When a counselor friend suggested, in the week following Gregory’s death, that I might want to spend some time alone with his body, my first reaction was one of revulsion and fear. Like most people, my initial thought was to remember Gregory as I had known him in life, as the vital man I had loved.
Joy gently persisted. She suggested that spending time with his body might allow me to find some closure and understand that the man I loved was no longer in the body.
Joy was a wise counselor, whom I respected. Her suggestion reminded me of the time as child when my favorite cat was killed. Though Tiger bore no outward signs of trauma, my overprotective mother refused to let me see him. In retrospect, I always wished I had been able to look at him one more time. Perhaps I knew something intuitively then about what Joy was suggesting now.
Going mostly on faith and not much else, I arranged with the funeral director to spend some time with the body. And once more, I found myself being ushered to a viewing room by the young woman. Closing the door behind me, I asked that I not be disturbed.
Death is not pretty. Whether a person is pumped full of embalming fluid or dolled up with makeup, neither can hide the absence of animation and the flat, lifeless translucence of a corpse. Gregory was neither embalmed nor made up. He was wrapped tightly in sheets and again strapped to a gurney, this time draped with a quilt. His hair was clumsily combed back so as to emphasize his receding hairline.

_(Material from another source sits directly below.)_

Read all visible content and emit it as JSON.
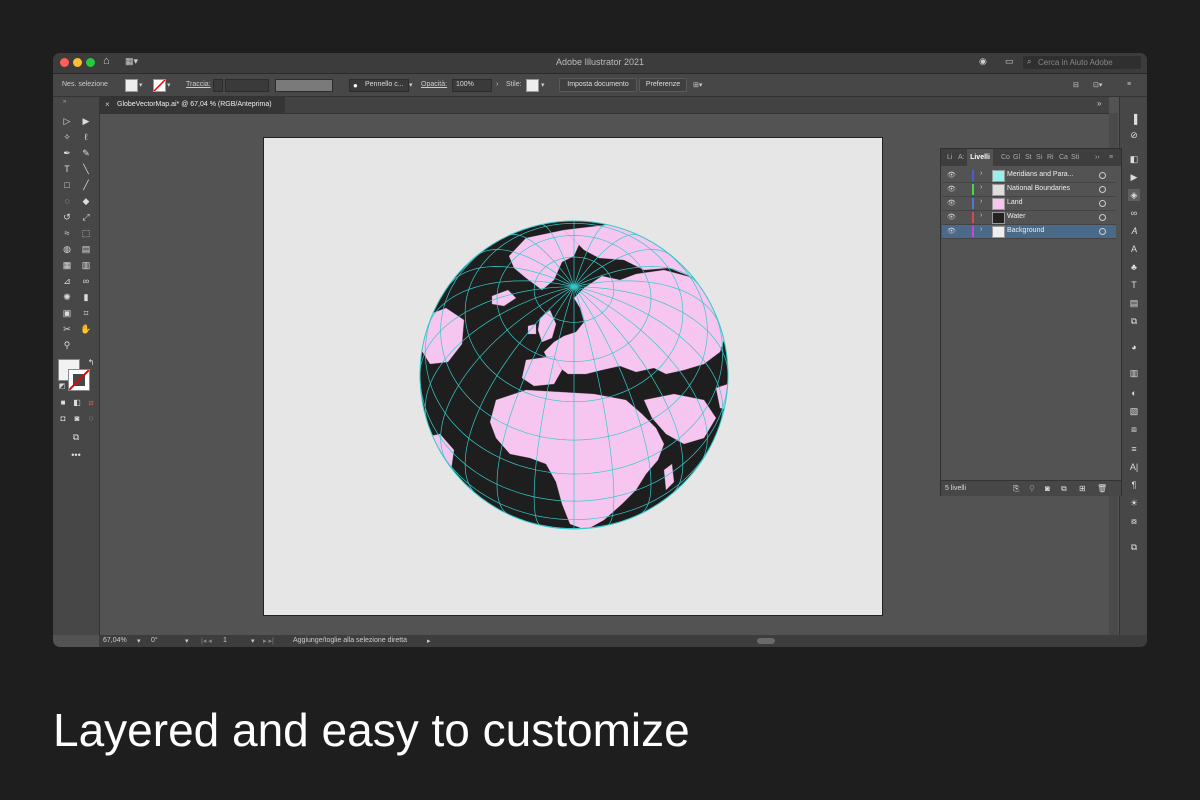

He would not have liked that.
Left alone with the body, I gingerly began to touch the face, Gregory’s face. It was cold, like the inside of the refrigerated facility where he had lain for nearly a week. An opaque waxiness replaced his true coloring. His eyes appeared to be glued shut. There were bits of sticky stuff caught in his eyelashes. With no circulation to support the tissue, his features were slightly flattened and the crook of his nose, sharpened.
Standing at his head, I leaned down so that I might smell his forehead and remember his scent. But I was disappointed: There was only an unfamiliar plastic odor. His scent had vanished in the icy vault. Tentatively I traced the outline of his ear with my finger and followed the crest of his brow and the line of his chin. I was not repulsed.
I tried to push his hair into place. I was struck by the weight of Gregory’s head as I rolled it gently between my hands; it had never seemed so heavy when the life of muscles had supported it. I ran my hand down his neck, his shoulder, his arms to his hands.
I had requested that his whole body be accessible. But instead he was tightly bound from the chest down. I had only his arms and hands and the top of his chest, where little tufts of black hair curled. I drank him in with my hands as well as my eyes.
You can love someone for years and be hazy on the fine details of their features. Now I was intent on incising the memory of every line, every crevasse, the faint mole on his upper lip, the shape of his fingers. I noticed a bruise on the top of his right hand. Is this where he tried to catch himself as he fell? Otherwise he was unscathed, perfect and unscathed, save for the thick black thread where the autopsy incisions were sewn closed. And of course his heart. His heart was broken.